Science

Homo Deus: A Brief History of Tomorrow

Overview

The sequel to Sapiens, Homo Deus examines what might happen when humanity's age-old problems — famine, plague, and war — are largely solved and replaced by new ambitions: immortality, happiness, and divinity. Harari explores how technology and artificial intelligence may reshape the future of our species.

Harari's follow-up to Sapiens, published in 2016, pivoted from the past to speculations about the future. The book argues that humans, having solved (at least in aggregate) the historical problems of famine, plague, and war, will turn next to upgrading themselves into something post-human through biotechnology, AI, and data religion. It has aged unevenly in the decade since.

Key Ideas

Dataism

Data is becoming the new religion, and algorithms may know us better than we know ourselves.

The useless class

AI and automation may create a massive class of economically irrelevant humans.

Upgrading humans

Biotechnology and AI will allow some humans to upgrade themselves, potentially splitting humanity into biological castes.

The end of humanism

As algorithms surpass human decision-making, the idea that human feelings are the supreme authority may dissolve.

Who should read this

Readers who loved Sapiens and want more. Also useful for people thinking about the long-term implications of AI and biotech, though Harari is better at provocative framings than at careful prediction.

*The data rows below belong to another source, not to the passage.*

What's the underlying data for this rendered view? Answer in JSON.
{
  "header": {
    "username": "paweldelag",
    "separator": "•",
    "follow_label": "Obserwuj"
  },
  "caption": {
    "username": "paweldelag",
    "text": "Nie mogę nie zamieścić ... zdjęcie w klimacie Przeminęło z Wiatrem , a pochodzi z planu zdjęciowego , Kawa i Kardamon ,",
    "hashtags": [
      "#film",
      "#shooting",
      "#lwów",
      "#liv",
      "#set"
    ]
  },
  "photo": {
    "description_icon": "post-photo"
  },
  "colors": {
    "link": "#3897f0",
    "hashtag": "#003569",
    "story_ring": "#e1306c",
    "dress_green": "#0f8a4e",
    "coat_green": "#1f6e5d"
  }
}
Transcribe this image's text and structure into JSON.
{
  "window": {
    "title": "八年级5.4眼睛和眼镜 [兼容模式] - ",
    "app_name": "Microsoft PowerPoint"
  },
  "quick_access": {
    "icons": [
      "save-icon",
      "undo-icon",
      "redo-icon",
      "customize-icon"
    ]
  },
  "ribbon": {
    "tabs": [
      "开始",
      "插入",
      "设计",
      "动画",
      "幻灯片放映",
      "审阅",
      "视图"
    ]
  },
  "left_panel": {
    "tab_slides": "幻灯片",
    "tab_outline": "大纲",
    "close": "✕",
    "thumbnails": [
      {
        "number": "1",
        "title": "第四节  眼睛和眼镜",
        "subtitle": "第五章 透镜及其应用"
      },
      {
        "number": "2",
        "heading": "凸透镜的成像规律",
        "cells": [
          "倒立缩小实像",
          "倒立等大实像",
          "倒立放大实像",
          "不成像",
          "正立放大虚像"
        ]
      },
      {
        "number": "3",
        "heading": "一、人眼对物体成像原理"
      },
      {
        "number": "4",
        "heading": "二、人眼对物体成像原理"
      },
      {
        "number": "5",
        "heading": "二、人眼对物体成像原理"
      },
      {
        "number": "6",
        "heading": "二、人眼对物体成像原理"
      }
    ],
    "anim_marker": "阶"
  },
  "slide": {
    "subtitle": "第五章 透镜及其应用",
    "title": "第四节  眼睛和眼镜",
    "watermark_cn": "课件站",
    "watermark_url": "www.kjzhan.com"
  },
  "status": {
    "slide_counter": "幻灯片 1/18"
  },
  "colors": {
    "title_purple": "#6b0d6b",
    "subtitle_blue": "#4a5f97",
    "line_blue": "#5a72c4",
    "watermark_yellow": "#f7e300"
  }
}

The first third — on the aggregate conquest of famine, plague, and war — is very strong.

Who might skip it

Skip if you're short on time — Homo Deus has less internal discipline than Sapiens and sprawls. Skip also if you've read Sapiens recently; the first hundred pages are a partial recap. The predictions about social media as a 'new religion' already look dated.

The verdict

A flawed but thought-provoking sequel. Harari's gift for the big frame is still present, but without the anchor of historical evidence (which constrained Sapiens) his prose drifts into speculation that is more entertaining than rigorous. The chapter on 'dataism' reads like it was written before the current AI wave and doesn't hold up. Read the first third and stop.

"In the twenty-first century, those who ride the train of progress will acquire divine abilities of creation and destruction, while those left behind will face extinction."

— Yuval Noah Harari, Homo Deus: A Brief History of Tomorrow

If you liked this

21 Lessons for the 21st Century, Harari's third book, is weaker still. For serious futurism, try Superintelligence by Bostrom or The Singularity Is Near by Kurzweil.